What can companies do
Companies are not alone in their goal to enabling strategic, omnichannel service experiences. It’s a daunting task, made easier with the right guidance. To get started, here are a few foundational elements that help any company take the right steps forward:
1. Align customer experience in the service lane to the company strategy—and measure it differently. Use metrics that can be understood outside service that show its contribution to the big picture. While the key core metrics of a high-performing contact center remain key to good business, adding customer-centric insights, feeding those back into the business, successfully enmeshes the customer service experience into the full business. This subtle shift is not expensive. On the contrary, it’s a huge opportunity for amazing companies to get further out front by rethinking the service it provides in the context of the overall journey.
2. Redesign the service experience—from the customer back in.

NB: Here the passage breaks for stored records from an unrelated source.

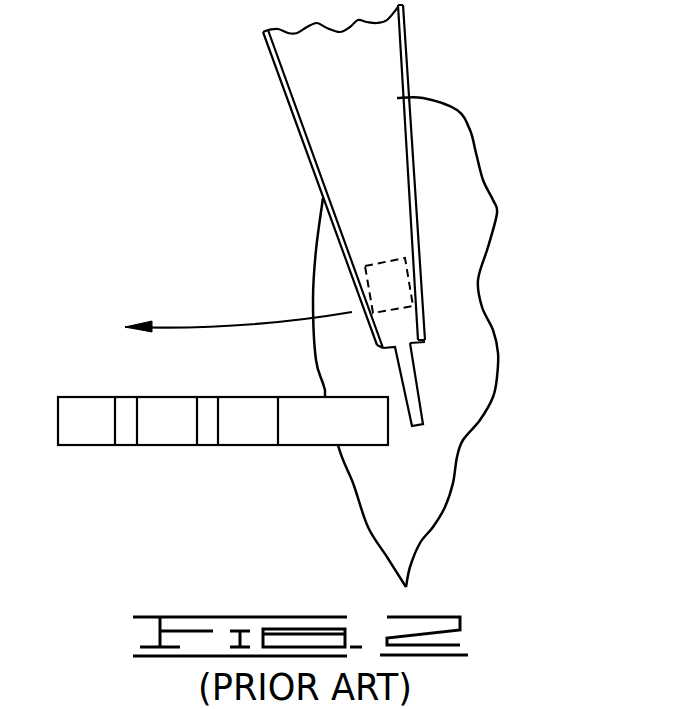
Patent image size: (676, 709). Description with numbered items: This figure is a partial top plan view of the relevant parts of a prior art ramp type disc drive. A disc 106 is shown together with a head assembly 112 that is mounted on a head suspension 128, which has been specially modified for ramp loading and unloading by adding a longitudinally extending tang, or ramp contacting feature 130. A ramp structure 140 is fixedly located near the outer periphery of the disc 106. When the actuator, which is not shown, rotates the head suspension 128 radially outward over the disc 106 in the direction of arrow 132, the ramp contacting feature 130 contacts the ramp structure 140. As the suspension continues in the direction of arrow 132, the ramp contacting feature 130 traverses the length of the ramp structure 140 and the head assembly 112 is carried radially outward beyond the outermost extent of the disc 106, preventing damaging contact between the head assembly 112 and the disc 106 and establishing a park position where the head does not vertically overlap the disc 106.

The head suspension 128 is at (375, 115).
The head assembly 112 is at (398, 271).
The ramp contacting feature 130 is at (412, 392).
The arrow 132 is at (228, 327).
The ramp structure 140 is at (88, 447).
The disc 106 is at (370, 527).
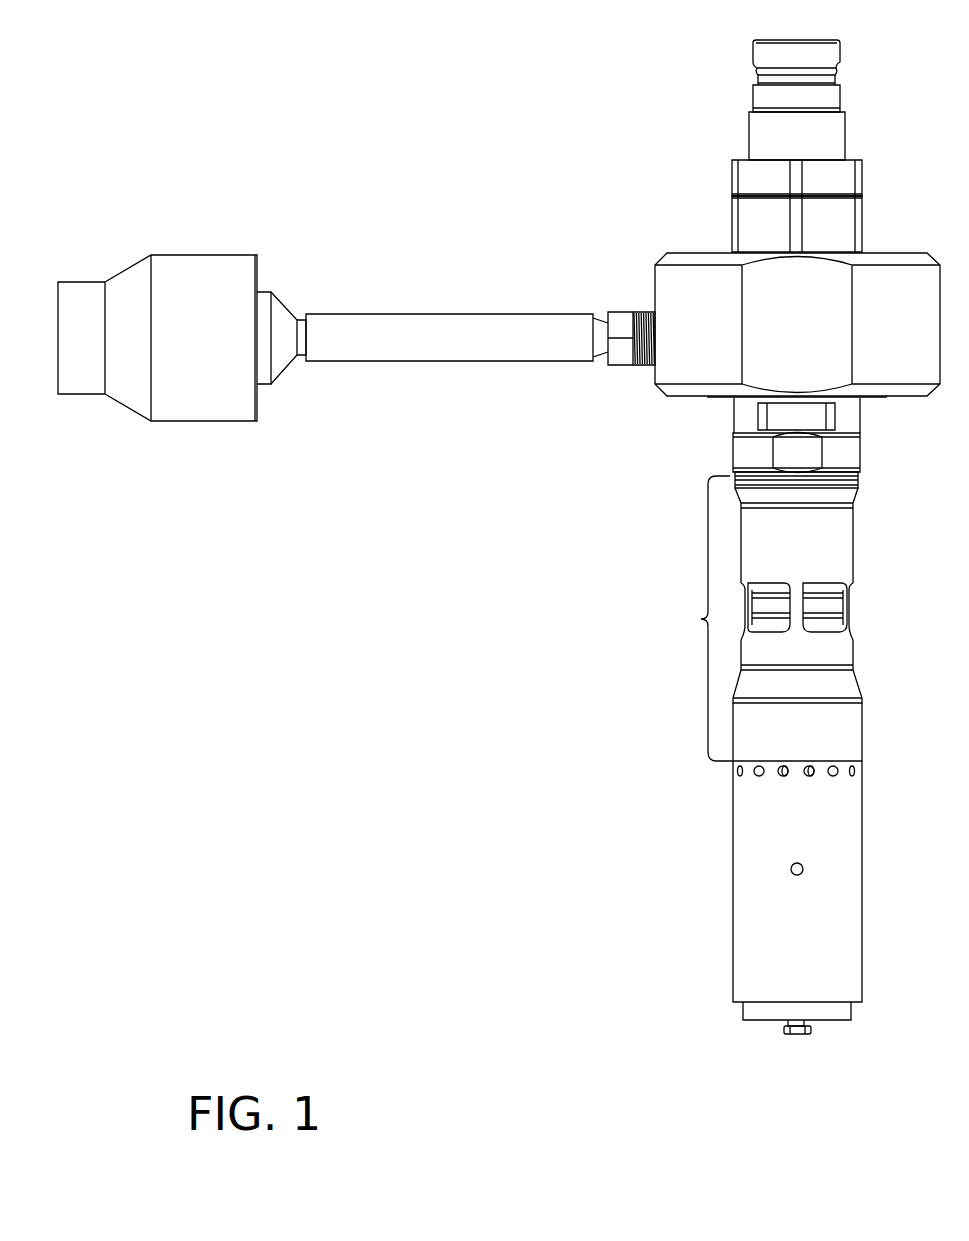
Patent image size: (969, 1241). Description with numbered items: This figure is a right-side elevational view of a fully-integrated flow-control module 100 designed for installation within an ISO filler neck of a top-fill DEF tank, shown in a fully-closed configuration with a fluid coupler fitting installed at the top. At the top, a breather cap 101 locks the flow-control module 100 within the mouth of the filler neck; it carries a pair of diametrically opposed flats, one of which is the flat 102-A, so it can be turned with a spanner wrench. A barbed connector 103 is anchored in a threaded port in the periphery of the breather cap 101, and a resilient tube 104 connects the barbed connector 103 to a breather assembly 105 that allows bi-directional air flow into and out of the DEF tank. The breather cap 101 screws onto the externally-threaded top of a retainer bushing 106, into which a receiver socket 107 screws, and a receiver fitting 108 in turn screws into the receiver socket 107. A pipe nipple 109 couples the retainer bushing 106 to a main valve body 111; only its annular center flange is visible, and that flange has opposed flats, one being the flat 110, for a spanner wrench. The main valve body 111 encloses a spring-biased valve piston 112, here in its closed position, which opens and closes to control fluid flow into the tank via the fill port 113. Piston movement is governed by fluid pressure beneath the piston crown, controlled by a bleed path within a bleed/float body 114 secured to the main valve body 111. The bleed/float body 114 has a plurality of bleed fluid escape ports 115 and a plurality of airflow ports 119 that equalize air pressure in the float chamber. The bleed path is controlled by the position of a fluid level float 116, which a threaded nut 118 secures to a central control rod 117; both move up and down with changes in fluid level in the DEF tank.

The flow-control module 100 is at (648, 41).
The breather cap 101 is at (676, 302).
The flat 102-A is at (780, 320).
The barbed connector 103 is at (618, 358).
The resilient tube 104 is at (464, 347).
The breather assembly 105 is at (194, 372).
The retainer bushing 106 is at (748, 412).
The receiver socket 107 is at (760, 228).
The receiver fitting 108 is at (777, 140).
The pipe nipple 109 is at (748, 452).
The flat 110 is at (803, 452).
The main valve body 111 is at (700, 619).
The valve piston 112 is at (832, 607).
The fill port 113 is at (833, 634).
The bleed/float body 114 is at (753, 890).
The bleed fluid escape ports 115 is at (824, 777).
The fluid level float 116 is at (754, 1010).
The central control rod 117 is at (787, 1023).
The threaded nut 118 is at (787, 1034).
The airflow ports 119 is at (788, 865).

Think about service, not just support, and consider the end-to-end customer journey in your design. Balance efficiency with meeting customer needs, which may open doors to apply new tools and technologies not previously used.
3.Take a programmatic approach to omnichannel service. It’s not a one-and-done endeavor. Be intentional with minimum viable concepts that become minimum viable products. Isolated pilots don’t further the cause, they are a way for an organization to understand and interact with a capability. For true omnichannel to occur, channels and data must be unified in the customer experience organization and across the enterprise as complete programs.
4. Planning is the plan. Blueprint and walk the roadmap. As brands unify data, knowledge management, interaction channels, and insights, they begin to realize the benefits while always learning and improving. And as they walk the roadmap, new capabilities emerge and new unintended outcomes create new possibilities.
5. Involve executives. Customer experience executives, and importantly their management teams, should get comfortable talking with business, marketing, IT, digital, and other departments who design, build, sell, and deliver the company’s core offerings. The more they understand the details, the better they can keep it aligned to the big strategic picture.
Every company, I believe, wants the best for its customers. Yet the challenge lies in companies making the true pivot from product centricity to customer centricity-and that means extending amazing experiences into the service experiences on par with demand, brand, sales, and supply chain. An end-to-end strategic approach and commitment in the service experience is needed to win in today’s market. Only when this happens will a company truly pivot from being product-centric to customer-centric.